Why an AI watches your roast. What it actually does with that data. How it gets smarter over time. No jargon, just the core ideas.
Every roast generates insight. Without a system, most of it evaporates before the next session.
You roast, you taste, you remember some of it. Maybe you scribble notes. But the details — the exact moment you adjusted fan, the shape of the temperature curve, what the ROR was doing when you hit first crack — are gone.
Every second of every roast is logged. Every decision you make, every suggestion the AI gives, how you responded, and — days later — how the coffee tasted. All of it feeds a system that learns what works.
Logging tools already exist. The difference is what happens with the data after it's captured.
A roast on the Fresh Roast SR800 takes about 7 minutes. In that time, the temperature changes every second, the rate of rise shifts constantly, and there are maybe a dozen moments where a small adjustment would make a difference.
No human can watch a temperature stream, calculate the rate of change, compare it to the ideal curve for this specific bean, recall what happened last time, and formulate advice — all in 10 seconds. The AI can.
This is the part that matters most. When you taste your coffee days later and score it, that score flows back to every decision made during the roast.
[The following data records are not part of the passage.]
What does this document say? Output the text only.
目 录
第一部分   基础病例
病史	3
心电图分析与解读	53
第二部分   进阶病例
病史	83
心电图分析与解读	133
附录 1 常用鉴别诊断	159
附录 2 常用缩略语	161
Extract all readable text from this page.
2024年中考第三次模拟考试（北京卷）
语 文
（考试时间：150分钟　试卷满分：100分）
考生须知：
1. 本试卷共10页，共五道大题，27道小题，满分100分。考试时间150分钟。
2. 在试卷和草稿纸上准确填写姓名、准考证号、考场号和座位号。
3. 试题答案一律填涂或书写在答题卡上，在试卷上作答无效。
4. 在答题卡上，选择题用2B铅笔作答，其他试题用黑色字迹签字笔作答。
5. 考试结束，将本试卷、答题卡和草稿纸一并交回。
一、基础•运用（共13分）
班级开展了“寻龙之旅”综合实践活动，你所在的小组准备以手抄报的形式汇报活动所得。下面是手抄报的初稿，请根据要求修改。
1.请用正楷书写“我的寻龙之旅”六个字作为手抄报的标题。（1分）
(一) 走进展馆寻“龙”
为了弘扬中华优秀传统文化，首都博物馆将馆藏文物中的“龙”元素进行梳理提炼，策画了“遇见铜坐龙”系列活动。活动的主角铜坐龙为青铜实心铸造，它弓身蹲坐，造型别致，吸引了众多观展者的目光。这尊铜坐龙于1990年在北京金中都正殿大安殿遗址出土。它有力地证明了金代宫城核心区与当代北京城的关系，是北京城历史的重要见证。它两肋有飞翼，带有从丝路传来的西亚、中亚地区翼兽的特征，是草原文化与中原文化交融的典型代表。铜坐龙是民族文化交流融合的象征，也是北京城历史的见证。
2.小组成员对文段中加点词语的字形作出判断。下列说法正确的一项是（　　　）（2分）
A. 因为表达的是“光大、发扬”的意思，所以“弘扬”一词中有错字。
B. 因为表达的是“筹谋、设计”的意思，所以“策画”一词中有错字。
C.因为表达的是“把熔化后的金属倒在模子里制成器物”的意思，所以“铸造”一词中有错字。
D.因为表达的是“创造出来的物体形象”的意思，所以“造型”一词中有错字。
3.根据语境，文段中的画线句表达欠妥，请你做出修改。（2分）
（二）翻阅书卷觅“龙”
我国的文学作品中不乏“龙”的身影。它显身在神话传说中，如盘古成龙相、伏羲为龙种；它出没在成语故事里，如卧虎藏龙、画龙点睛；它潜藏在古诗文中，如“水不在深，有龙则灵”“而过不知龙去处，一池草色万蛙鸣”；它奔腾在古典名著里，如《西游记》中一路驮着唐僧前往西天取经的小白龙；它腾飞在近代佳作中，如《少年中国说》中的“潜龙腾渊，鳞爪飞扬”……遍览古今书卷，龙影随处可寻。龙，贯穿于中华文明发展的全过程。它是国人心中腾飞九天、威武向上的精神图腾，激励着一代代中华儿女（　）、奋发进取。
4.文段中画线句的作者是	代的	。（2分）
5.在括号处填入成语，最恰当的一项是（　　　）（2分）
The AI connects cause to effect across time.
Dropped fan to 6 at 3:30 on a Costa Rica natural and got a 5/5 cup? The system remembers. Did the same thing on a Kenya washed and got a 3/5? It remembers that too. Over time, it builds per-bean intelligence: what actually works for each specific coffee.
A logbook tells you what happened. A spreadsheet can plot a curve. But neither can look across five roasts of the same bean, weight each by quality, extract the pattern that separates your best cups from your worst, and turn that into a coaching message during your next roast.
That's what the AI does. It takes raw data and produces actionable insight: "your best Costa Rica roasts all had fan at 6 by 3:00, but you didn't drop fan until 4:15 today — consider going earlier." That kind of cross-session pattern recognition is where the value lives.
Imagine a coach who watched every roast you've ever done, remembered every temperature, every adjustment, every cup score — and could instantly tell you: "the last time your Costa Rica was at 340°F with this ROR, you dropped fan too late and the cup was grassy. Drop it now." That's what Roast Coach does, except it never forgets and it gets better with every session.